Otomobille Yunanistan’a Gitmenin Püf noktaları
Öncelikle yurtdışına otomobil ile gitmek istiyorsanız yapmanız gereken iki temel şey var. Birincisitriptik belgesi de denilen araç sigortasını yaptırmış olmak. Bunu kendi sigorta şirketinizden çok kolay bir şekilde halledebilirsiniz. 15 günlük sigorta 60 euro civarı bir para tutuyor. İkincisi ise maalesef uluslararası ehliyet almanız gerekiyor. Aslında hiçbir işe yaramayan bu uluslararası ehliyet için gidip TURİNG’e 380 lira para ödüyorsunuz.
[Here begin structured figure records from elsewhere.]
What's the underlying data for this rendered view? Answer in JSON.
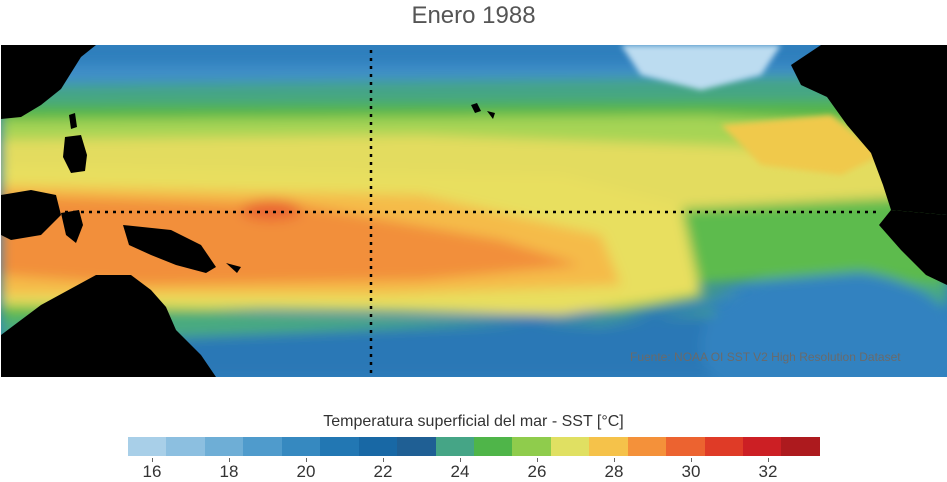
{
  "map": {
    "title": "Enero 1988",
    "source": "Fuente: NOAA OI SST V2 High Resolution Dataset",
    "colors": {
      "land": "#000000",
      "cold_blue": "#1f6fb0",
      "mid_blue": "#4a9ad0",
      "teal": "#46a888",
      "green": "#56b84a",
      "yellow_green": "#a6d454",
      "yellow": "#e8e060",
      "orange_light": "#f5b54a",
      "orange": "#f28a3c"
    }
  },
  "colorbar": {
    "title": "Temperatura superficial del mar - SST  [°C]",
    "ticks": [
      "16",
      "18",
      "20",
      "22",
      "24",
      "26",
      "28",
      "30",
      "32"
    ],
    "colors": [
      "#a8cfe8",
      "#8cbfe0",
      "#6eaed6",
      "#4f9bcc",
      "#3689c0",
      "#2277b3",
      "#1868a5",
      "#1f5f94",
      "#45a586",
      "#4fb549",
      "#8fcc4c",
      "#e0e062",
      "#f5c24a",
      "#f4913a",
      "#ec6330",
      "#df3b27",
      "#cc1f24",
      "#ad1a1e"
    ]
  }
}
Üstelik bu ehliyet sadece sınırdan geçerken işe yarıyor. Yunanistan içerisinde bir sorun olduğunda normal ehliyetinizi gösterebilirsiniz. (Ocak 2015’ten itibaren bu belgeye ihtiyaç olmayacak. Yeni Türk ehliyetleri Yunanistan’da geçerli sayılacak)
Yunanistan’a gitmeden önce bu uluslararası ehliyetin gerçekten sorulup sorulmadığını biraz araştırdım. Kimileri ‘boşver hiç gerek yok, sormuyorlar’ derken, kimileri de özellikle son zamanlarda Gümrük’te mutlaka sorulduğunu belirtiyordu. İşimizi şansa bırakmamak adına parayı bastırıp 10 dakikada ehliyeti aldık. Gümrük’te Türk tarafındaki görevliler iki ayrı kere belgenin olup olmadığını sordu. Biz de var dedik ve geçtik, ama göstermedik. Tam da ‘yahu galiba sadece beyana dayanıyormuş, keşke almasaydık’ derken Yunanistan tarafına girerken direkt olarak belgeyi göstermemizi istediler. Sözün özü, uluslararası ehliyetinizi alın… Bu arada küçük bir hatırlatma, ehliyet 1 yıllık ve yenilemek istediğinizde yarı parasını ödüyorsunuz.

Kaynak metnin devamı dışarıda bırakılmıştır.